Das glyphosathaltige Mittel steht unter Krebsverdacht und hat Bayer eine Klagewelle eingebracht.
Düsseldorf/New York Die Bayer AG steht unmittelbar vor einem milliardenschweren Vergleich mit den Glyphosat-Klägern in den USA. Das erfuhr das Handelsblatt aus Kreisen der Verhandlungspartner und des Unternehmens.
Danach liegt eine unterschriftsreife Einigung vor, über die noch der Aufsichtsrat des Leverkusener Konzerns beraten und abstimmen muss. Das soll in den kommenden Tagen erfolgen, wie es in den Kreisen weiter heißt. Noch in dieser Woche sei die Bekanntgabe geplant. Bayer wollte sich auf Anfrage nicht dazu äußern.

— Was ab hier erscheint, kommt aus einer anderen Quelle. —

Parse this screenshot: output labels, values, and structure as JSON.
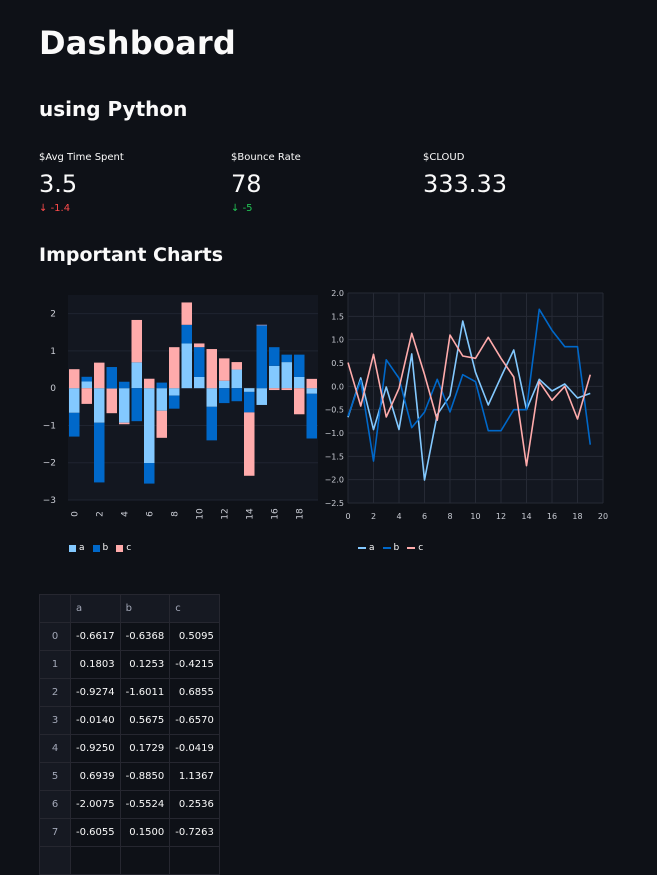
{
  "header": {
    "title": "Dashboard",
    "subtitle": "using Python",
    "section": "Important Charts"
  },
  "metrics": [
    {
      "label": "$Avg Time Spent",
      "value": "3.5",
      "delta": "-1.4",
      "delta_color": "#ff4b4b"
    },
    {
      "label": "$Bounce Rate",
      "value": "78",
      "delta": "-5",
      "delta_color": "#21c354"
    },
    {
      "label": "$CLOUD",
      "value": "333.33"
    }
  ],
  "colors": {
    "a": "#83c9ff",
    "b": "#0068c9",
    "c": "#ffabab",
    "bg": "#0e1117",
    "grid": "#2a2d36"
  },
  "chart_data": [
    {
      "type": "bar",
      "stacked": true,
      "x": [
        0,
        1,
        2,
        3,
        4,
        5,
        6,
        7,
        8,
        9,
        10,
        11,
        12,
        13,
        14,
        15,
        16,
        17,
        18,
        19
      ],
      "ylim": [
        -3,
        2.5
      ],
      "yticks": [
        "2",
        "1",
        "0",
        "−1",
        "−2",
        "−3"
      ],
      "xticks": [
        "0",
        "2",
        "4",
        "6",
        "8",
        "10",
        "12",
        "14",
        "16",
        "18"
      ],
      "legend": {
        "position": "bottom-left",
        "labels": [
          "a",
          "b",
          "c"
        ]
      },
      "series": [
        {
          "name": "a",
          "values": [
            -0.6617,
            0.1803,
            -0.9274,
            -0.014,
            -0.925,
            0.6939,
            -2.0075,
            -0.6055,
            -0.2,
            1.2,
            0.3,
            -0.5,
            0.2,
            0.5,
            -0.1,
            -0.45,
            0.6,
            0.7,
            0.3,
            -0.15
          ]
        },
        {
          "name": "b",
          "values": [
            -0.6368,
            0.1253,
            -1.6011,
            0.5675,
            0.1729,
            -0.885,
            -0.5524,
            0.15,
            -0.35,
            0.5,
            0.8,
            -0.9,
            -0.4,
            -0.35,
            -0.55,
            1.7,
            0.5,
            0.2,
            0.6,
            -1.2
          ]
        },
        {
          "name": "c",
          "values": [
            0.5095,
            -0.4215,
            0.6855,
            -0.657,
            -0.0419,
            1.1367,
            0.2536,
            -0.7263,
            1.1,
            0.6,
            0.1,
            1.05,
            0.6,
            0.2,
            -1.7,
            0.0,
            -0.05,
            -0.05,
            -0.7,
            0.25
          ]
        }
      ]
    },
    {
      "type": "line",
      "x": [
        0,
        1,
        2,
        3,
        4,
        5,
        6,
        7,
        8,
        9,
        10,
        11,
        12,
        13,
        14,
        15,
        16,
        17,
        18,
        19
      ],
      "xlim": [
        0,
        20
      ],
      "ylim": [
        -2.5,
        2.0
      ],
      "yticks": [
        "2.0",
        "1.5",
        "1.0",
        "0.5",
        "0.0",
        "−0.5",
        "−1.0",
        "−1.5",
        "−2.0",
        "−2.5"
      ],
      "xticks": [
        "0",
        "2",
        "4",
        "6",
        "8",
        "10",
        "12",
        "14",
        "16",
        "18",
        "20"
      ],
      "legend": {
        "position": "bottom-left",
        "labels": [
          "a",
          "b",
          "c"
        ]
      },
      "series": [
        {
          "name": "a",
          "values": [
            -0.6617,
            0.1803,
            -0.9274,
            -0.014,
            -0.925,
            0.6939,
            -2.0075,
            -0.6055,
            -0.2,
            1.4,
            0.3,
            -0.4,
            0.2,
            0.78,
            -0.5,
            0.15,
            -0.1,
            0.05,
            -0.25,
            -0.15
          ]
        },
        {
          "name": "b",
          "values": [
            -0.6368,
            0.1253,
            -1.6011,
            0.5675,
            0.1729,
            -0.885,
            -0.5524,
            0.15,
            -0.55,
            0.25,
            0.1,
            -0.95,
            -0.95,
            -0.5,
            -0.5,
            1.65,
            1.2,
            0.85,
            0.85,
            -1.25
          ]
        },
        {
          "name": "c",
          "values": [
            0.5095,
            -0.4215,
            0.6855,
            -0.657,
            -0.0419,
            1.1367,
            0.2536,
            -0.7263,
            1.1,
            0.65,
            0.6,
            1.05,
            0.6,
            0.2,
            -1.7,
            0.1,
            -0.3,
            0.0,
            -0.7,
            0.25
          ]
        }
      ]
    }
  ],
  "table": {
    "columns": [
      "",
      "a",
      "b",
      "c"
    ],
    "rows": [
      [
        "0",
        "-0.6617",
        "-0.6368",
        "0.5095"
      ],
      [
        "1",
        "0.1803",
        "0.1253",
        "-0.4215"
      ],
      [
        "2",
        "-0.9274",
        "-1.6011",
        "0.6855"
      ],
      [
        "3",
        "-0.0140",
        "0.5675",
        "-0.6570"
      ],
      [
        "4",
        "-0.9250",
        "0.1729",
        "-0.0419"
      ],
      [
        "5",
        "0.6939",
        "-0.8850",
        "1.1367"
      ],
      [
        "6",
        "-2.0075",
        "-0.5524",
        "0.2536"
      ],
      [
        "7",
        "-0.6055",
        "0.1500",
        "-0.7263"
      ],
      [
        "",
        "",
        "",
        ""
      ]
    ]
  }
}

Die Höhe des Vergleichs soll bei der zuletzt kolportierten Summe von acht bis zehn Milliarden Dollar liegen. Zwei Milliarden Dollar davon gelten als „Rücklage“, mit der Bayer die Ansprüche künftiger Kläger begleichen kann.
Mit dem Rest werden die gesamten in den USA anhängigen Klagen von Nutzern des umstrittenen Unkrautvernichters beigelegt, die das glyphosathaltige Mittel Roundup für ihre Krebserkrankung verantwortlich machen. Die Zahl lag zuletzt bei mehr als 50.000.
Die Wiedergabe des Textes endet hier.